Forget smooth sailing. The legislative process for digital assets is stuck in committee purgatory. Lawmakers can't agree on first principles, let alone the fine print. This isn't deliberation; it's deadlock. The Fed's point is clear: without a federal framework, the industry operates in a patchwork of state-level guesses and enforcement actions.

Market Realities vs. Political Theater

While politicians debate, markets don't wait. Institutional capital is building infrastructure anyway, often opting for jurisdictions with—shockingly—actual rules. The uncertainty isn't stopping innovation; it's just pushing it offshore and into regulatory gray zones. Another classic case of finance moving faster than the suits who try to govern it.

The Stakes for 2026 and Beyond

This isn't just about one bill. It's about who defines the future of money. Every month of delay cements the status quo: a fragmented U.S. landscape that struggles to compete globally. Investors and builders are left reading tea leaves from speech transcripts and enforcement actions—a terrible way to run a multi-trillion-dollar asset class.

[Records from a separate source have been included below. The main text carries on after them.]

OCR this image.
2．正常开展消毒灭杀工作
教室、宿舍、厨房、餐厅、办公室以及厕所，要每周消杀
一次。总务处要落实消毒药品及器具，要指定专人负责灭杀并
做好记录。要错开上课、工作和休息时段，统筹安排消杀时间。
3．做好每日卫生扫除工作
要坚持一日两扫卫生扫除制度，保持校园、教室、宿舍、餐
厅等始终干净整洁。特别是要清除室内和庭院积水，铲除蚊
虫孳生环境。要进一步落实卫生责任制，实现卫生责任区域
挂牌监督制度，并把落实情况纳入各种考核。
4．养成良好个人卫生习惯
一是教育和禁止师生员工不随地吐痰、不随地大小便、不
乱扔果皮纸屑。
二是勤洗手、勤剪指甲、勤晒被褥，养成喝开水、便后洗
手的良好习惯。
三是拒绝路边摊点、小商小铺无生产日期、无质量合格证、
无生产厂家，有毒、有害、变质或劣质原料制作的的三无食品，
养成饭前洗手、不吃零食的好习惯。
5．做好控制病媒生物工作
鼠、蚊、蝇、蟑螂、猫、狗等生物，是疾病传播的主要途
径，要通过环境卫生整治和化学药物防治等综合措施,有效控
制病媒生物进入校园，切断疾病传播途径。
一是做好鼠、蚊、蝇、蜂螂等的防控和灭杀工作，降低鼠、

The Fed's warning is a wake-up call wrapped in bureaucratic language. Clarity is stalled, and the market's patience is thinning. Until Congress finds a path forward, the only certainty in crypto regulation will remain uncertainty itself—a fitting tribute to modern governance.

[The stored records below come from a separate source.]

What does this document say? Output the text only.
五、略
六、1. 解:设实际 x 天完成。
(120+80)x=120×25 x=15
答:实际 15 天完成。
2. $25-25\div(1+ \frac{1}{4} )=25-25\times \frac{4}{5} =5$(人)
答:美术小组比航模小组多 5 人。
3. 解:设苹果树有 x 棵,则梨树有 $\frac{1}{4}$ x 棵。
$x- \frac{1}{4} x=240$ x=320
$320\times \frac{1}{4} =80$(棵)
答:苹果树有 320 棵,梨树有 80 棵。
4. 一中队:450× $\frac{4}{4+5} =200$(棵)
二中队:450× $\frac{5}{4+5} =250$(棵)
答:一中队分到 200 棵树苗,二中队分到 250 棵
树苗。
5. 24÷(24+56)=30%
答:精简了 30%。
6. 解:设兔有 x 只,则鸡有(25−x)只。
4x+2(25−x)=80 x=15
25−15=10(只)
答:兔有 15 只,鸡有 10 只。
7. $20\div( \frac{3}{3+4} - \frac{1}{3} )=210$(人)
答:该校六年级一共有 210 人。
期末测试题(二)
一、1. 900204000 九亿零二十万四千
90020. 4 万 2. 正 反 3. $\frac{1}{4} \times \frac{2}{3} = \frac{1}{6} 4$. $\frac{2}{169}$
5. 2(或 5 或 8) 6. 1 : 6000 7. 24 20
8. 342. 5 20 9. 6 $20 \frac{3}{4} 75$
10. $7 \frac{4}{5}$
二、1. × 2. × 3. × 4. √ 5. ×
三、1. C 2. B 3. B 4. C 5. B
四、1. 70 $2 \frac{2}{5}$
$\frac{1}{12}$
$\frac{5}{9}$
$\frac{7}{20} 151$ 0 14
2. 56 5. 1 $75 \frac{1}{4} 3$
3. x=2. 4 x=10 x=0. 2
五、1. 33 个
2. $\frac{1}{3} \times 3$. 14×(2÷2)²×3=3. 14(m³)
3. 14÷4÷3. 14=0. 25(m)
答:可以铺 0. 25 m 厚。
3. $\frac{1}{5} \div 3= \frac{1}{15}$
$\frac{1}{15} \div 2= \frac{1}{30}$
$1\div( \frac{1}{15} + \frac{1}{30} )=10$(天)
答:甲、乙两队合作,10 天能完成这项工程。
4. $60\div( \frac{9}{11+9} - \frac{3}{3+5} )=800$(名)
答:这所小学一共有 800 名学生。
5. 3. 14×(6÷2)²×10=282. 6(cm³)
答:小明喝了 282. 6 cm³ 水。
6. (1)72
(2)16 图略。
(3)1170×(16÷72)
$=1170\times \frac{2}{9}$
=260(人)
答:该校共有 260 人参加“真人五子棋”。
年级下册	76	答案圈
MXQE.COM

Stablecoin Yield Fight Fuels CLARITY Act Stalemate

Waller’s comments quickly drew reaction from market observers. Crypto analyst MartyParty noted on X that the governor’s assessment reflects the ongoing deadlock surrounding the CLARITY Act.

According to MartyParty, the delay is not accidental. He argued that resistance from the banking sector has intensified, particularly around the treatment of stablecoin yields and rewards. 

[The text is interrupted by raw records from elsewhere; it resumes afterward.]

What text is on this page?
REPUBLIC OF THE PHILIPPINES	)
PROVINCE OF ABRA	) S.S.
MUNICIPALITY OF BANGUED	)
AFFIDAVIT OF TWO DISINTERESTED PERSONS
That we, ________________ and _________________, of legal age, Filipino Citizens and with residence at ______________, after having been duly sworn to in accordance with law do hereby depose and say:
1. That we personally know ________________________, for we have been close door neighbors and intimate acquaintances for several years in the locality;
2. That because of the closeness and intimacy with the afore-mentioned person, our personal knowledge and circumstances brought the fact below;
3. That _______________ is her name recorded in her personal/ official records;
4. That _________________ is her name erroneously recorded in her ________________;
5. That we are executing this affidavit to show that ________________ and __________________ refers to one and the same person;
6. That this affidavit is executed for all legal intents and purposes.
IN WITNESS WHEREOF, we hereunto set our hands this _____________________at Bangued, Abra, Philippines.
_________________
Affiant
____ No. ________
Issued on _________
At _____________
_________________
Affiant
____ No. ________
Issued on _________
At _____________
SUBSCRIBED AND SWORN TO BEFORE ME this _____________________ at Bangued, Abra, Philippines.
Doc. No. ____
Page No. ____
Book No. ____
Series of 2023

At the center of the dispute is whether crypto platforms such as exchanges and digital wallets should be allowed to offer interest‑like returns or incentives on stablecoins held by users.

Crypto industry advocates contend that yield‑bearing stablecoins encourage adoption, improve efficiency, and increase competition in the payments market. Banking groups, however, strongly oppose this view. 

They argue that stablecoin yields pose a direct challenge to traditional bank deposits, warning that higher returns—often in the range of 3% to 5% or more, compared with near‑zero yields on many bank accounts—could trigger massive deposit outflows. 

In MartyParty’s assessment, banks are concerned that passage of the CLARITY Act could MOVE trillions of dollars onto crypto‑based payment rails, breaking what he described as the banking sector’s “closed‑loop system” and putting pressure on long‑established profit models.

Crypto And Banks Head Back To White House  

Amid rising tensions, MartyParty also reported that the WHITE House has scheduled a second meeting for Tuesday, February 10, aimed at easing friction between cryptocurrency firms and banks over stablecoin yield payments. 

The meeting is expected to include senior policy officials rather than company chief executives, along with representatives from banking and crypto trade associations.

Another major point of contention is the Federal Reserve’s proposed “skinny” master account model. Under this framework, eligible fintech and crypto firms WOULD be granted limited access to the Fed’s payment systems without receiving full banking privileges.

The debate around skinny accounts became especially clear through 44 comment letters submitted to the Federal Reserve. Crypto firms and industry groups generally expressed support, while banking organizations responded with caution or outright opposition. 

Banking groups raised concerns about oversight and risk. The American Bankers Association (ABA) warned that many entities likely to qualify for payment accounts lack a long‑term supervisory track record and are not subject to consistent federal safety standards. 

Governor Waller indicated that he hopes the Federal Reserve will be able to publish proposed regulations for skinny master accounts in the fourth quarter of this year.